The World Bank says Nigeria and other African Governments urgently need to restore Macroeconomic stability and protect the poor in a context of slow growth and high inflation.
The World Bank also claimed African governments spent 16.5% of their revenues servicing external debt in 2021, up from less than 5% in 2010.
This was disclosed in a press release issued by the world bank titled ”African Governments Urgently Need to Restore Macro-Economic Stability and Protect the Poor in a Context of Slow Growth, High Inflation”
Biannual analysis of the near-term regional macroeconomic outlook shows that economic growth in Sub-Saharan Africa (SSA) is set to decelerate from 4.1% in 2021 to 3.3% in 2022, a downward revision of 0.3% since April’s Pulse forecast according to the World Bank’s latest Africa’s Pulse. This is mainly due to the slowdown in global growth, including flagging demand from China for commodities produced in Africa.

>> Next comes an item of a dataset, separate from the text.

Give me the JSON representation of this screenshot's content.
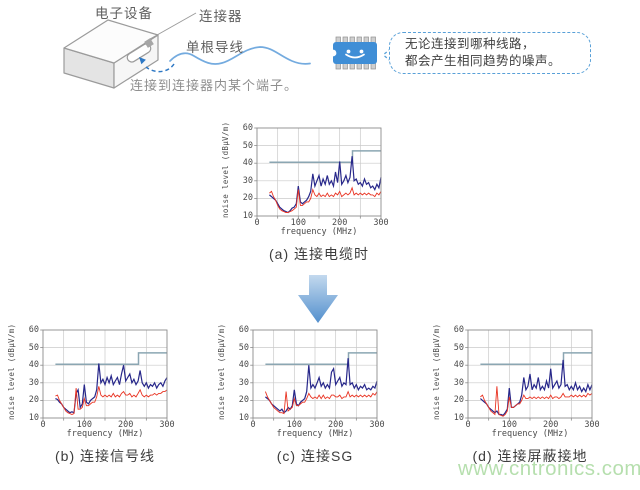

Due to decreased corporate investments and consumer consumption, the war in Ukraine is impacting economic activity and aggravating already high inflation. 29 of the 33 SSA nations having information as of July 2022 had inflation rates exceeding 5%, while 17 nations experienced double-digit inflation.
What the World bank is saying
The bank said, “Global headwinds are slowing Africa’s economic growth as countries continue to contend with rising inflation, hindering progress on poverty reduction. The risk of stagflation comes at a time when high-interest rates and debt are forcing African governments to make difficult choices as they try to protect people’s jobs, purchasing power, and development gains.”
- Andrew Dabalen, World Bank Chief Economist for Africa stated that “these trends compromise poverty reduction efforts that were already set back by the impact of the COVID-19 pandemic. What is most worrisome is the impact of high food prices on people struggling to feed their families, threatening long-term human development. This calls for urgent action from policymakers to restore macro-economic stability and support the poorest households while reorienting their food and agriculture spending to achieve future resilience.”
- The bank claimed that one of the world’s most food-insecure regions is suffering greatly as a result of elevated food prices. Due to recent economic shocks, instability, war, and extreme weather, hunger has drastically grown throughout SSA.
According to the Global Report on Food Crises 2022 Mid-Year Update, more than one in five Africans experience hunger, and in 2022, 140 million more people than in 2021 were predicted to experience severe food insecurity.
- “The interconnected crises come at a time when the fiscal space required to mount effective government responses is all but gone. In many countries, public savings have been depleted by earlier programs to counter the economic fallout of the COVID-19 pandemic, though resource-rich countries in some cases have benefited from high commodity prices and managed to improve their balance sheet.”
The world bank spoke about the growing debt to GDP ratio, particularly in the high inflationary environment.
- The bank said, “Debt is projected to stay elevated at 58.6% of GDP in 2022 in SSA. African governments spent 16.5% of their revenues servicing external debt in 2021, up from less than 5% in 2010. Eight out of 38 IDA-eligible countries in the region are in debt distress, and 14 are at high risk of joining them. At the same time, high commercial borrowing costs make it difficult for countries to borrow on national and international markets while tightening global financial conditions are weakening currencies and increasing African countries’ external borrowing costs.”
According to the bank, it is crucial to increase the effectiveness of current resources and to maximize taxes in light of the current difficult situation.
For instance, by refocusing their public spending away from poorly targeted subsidies and toward nutrition-sensitive social protection programs, irrigation projects, and research and development with a track record of producing high returns, governments can safeguard human capital and ensure climate-proof food production.